Friday, 4 January 2013

God's Forsaken Children

Since 2009, at least 94 Tibetans have self-immolated, more than 40 have died in parts of China since 2011

You can see them in the markets of Shillong peddling their stuff- T-shirts, jackets, belts, curios  and what not. At Shillong's famous Glory's Plaza as you enter, you seem to have entered Shangrila . A weird smell wafts into your senses. You can see them casting melancholic glances, waiting for you to come to them rather than calling out to you imploring. Their manners are unobtrusive. Somehow you get this feeling that they are strangers who do not belong here.

You can see them in the monasteries at Tawang and Sikkim. Clothed in red robes, they walk about with a stately gait, their lips constantly moving in silent prayer. You feel a sense of calm just watching them. Us people of the world seem to be flitting about from place to place in search of something we don't even know exists whereas they seem to have found bliss and contentment.

You probably have a friend Tenzing. You probably didn't know that it is but their surname.
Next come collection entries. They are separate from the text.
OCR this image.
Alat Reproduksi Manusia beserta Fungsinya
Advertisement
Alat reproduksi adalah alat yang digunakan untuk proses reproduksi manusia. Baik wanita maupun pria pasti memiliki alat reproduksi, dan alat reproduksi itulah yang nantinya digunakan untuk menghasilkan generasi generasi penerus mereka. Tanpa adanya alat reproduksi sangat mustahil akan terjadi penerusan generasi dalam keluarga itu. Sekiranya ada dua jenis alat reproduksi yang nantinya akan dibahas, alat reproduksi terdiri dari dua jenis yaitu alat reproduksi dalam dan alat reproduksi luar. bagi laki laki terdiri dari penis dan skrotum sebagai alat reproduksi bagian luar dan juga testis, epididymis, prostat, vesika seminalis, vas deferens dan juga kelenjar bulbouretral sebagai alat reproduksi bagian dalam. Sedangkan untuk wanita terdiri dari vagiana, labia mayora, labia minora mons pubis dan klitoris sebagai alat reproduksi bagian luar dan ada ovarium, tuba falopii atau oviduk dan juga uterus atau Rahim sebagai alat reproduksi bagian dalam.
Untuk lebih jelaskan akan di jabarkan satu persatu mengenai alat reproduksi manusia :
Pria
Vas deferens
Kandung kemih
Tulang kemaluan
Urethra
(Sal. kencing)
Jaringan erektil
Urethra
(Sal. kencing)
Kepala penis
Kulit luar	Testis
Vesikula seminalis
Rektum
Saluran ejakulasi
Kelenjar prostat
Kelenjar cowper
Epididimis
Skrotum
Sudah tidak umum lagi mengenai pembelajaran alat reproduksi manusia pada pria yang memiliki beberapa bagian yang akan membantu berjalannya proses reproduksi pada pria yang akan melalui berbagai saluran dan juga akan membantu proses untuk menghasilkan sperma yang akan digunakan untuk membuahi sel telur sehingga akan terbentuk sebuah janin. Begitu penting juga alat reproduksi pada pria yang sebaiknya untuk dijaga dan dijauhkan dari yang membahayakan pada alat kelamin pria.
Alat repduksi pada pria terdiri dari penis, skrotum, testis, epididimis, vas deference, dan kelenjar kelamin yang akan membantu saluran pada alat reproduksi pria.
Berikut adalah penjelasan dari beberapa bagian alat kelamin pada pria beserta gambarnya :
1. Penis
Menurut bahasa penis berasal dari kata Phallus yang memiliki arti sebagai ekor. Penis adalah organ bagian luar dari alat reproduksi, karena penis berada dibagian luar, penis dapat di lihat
He/ she talks about their homeland like a grandmothers fairy tale that begins with "in a land far far away". They speak of how their people escaped from there and spread far and wide in the world. They also speak with a longing to see the face of that earth once again.

You see them in the streets of Delhi carrying the red and yellow banner of their creed, chanting slogans of freedom demanding their right to return to the place from whence they came. You see the pain in their eyes hardened and covered by a veil of resoluteness. You see their peaceful protests being curbed in our country lest we upset the fragile relations with our neighbour.

You see their pictures the front page of our newspapers. You read to your horror about the self-immolations. In a world where others will not hesitate to kill thousands in the name of religion, this is the most extreme measure they will ever take to make their voice heard. You deplore the act and yet in your heart, you know that it is the only way they feel that the world will see their pain.  A hope that this act of sacrifice will make their captors see reason. You forget these scenes very quickly and go on living your sheltered existence while they live theirs. A life of a  refugee, a life of a nomad. They are God's very own children but you wonder if he has forsaken them.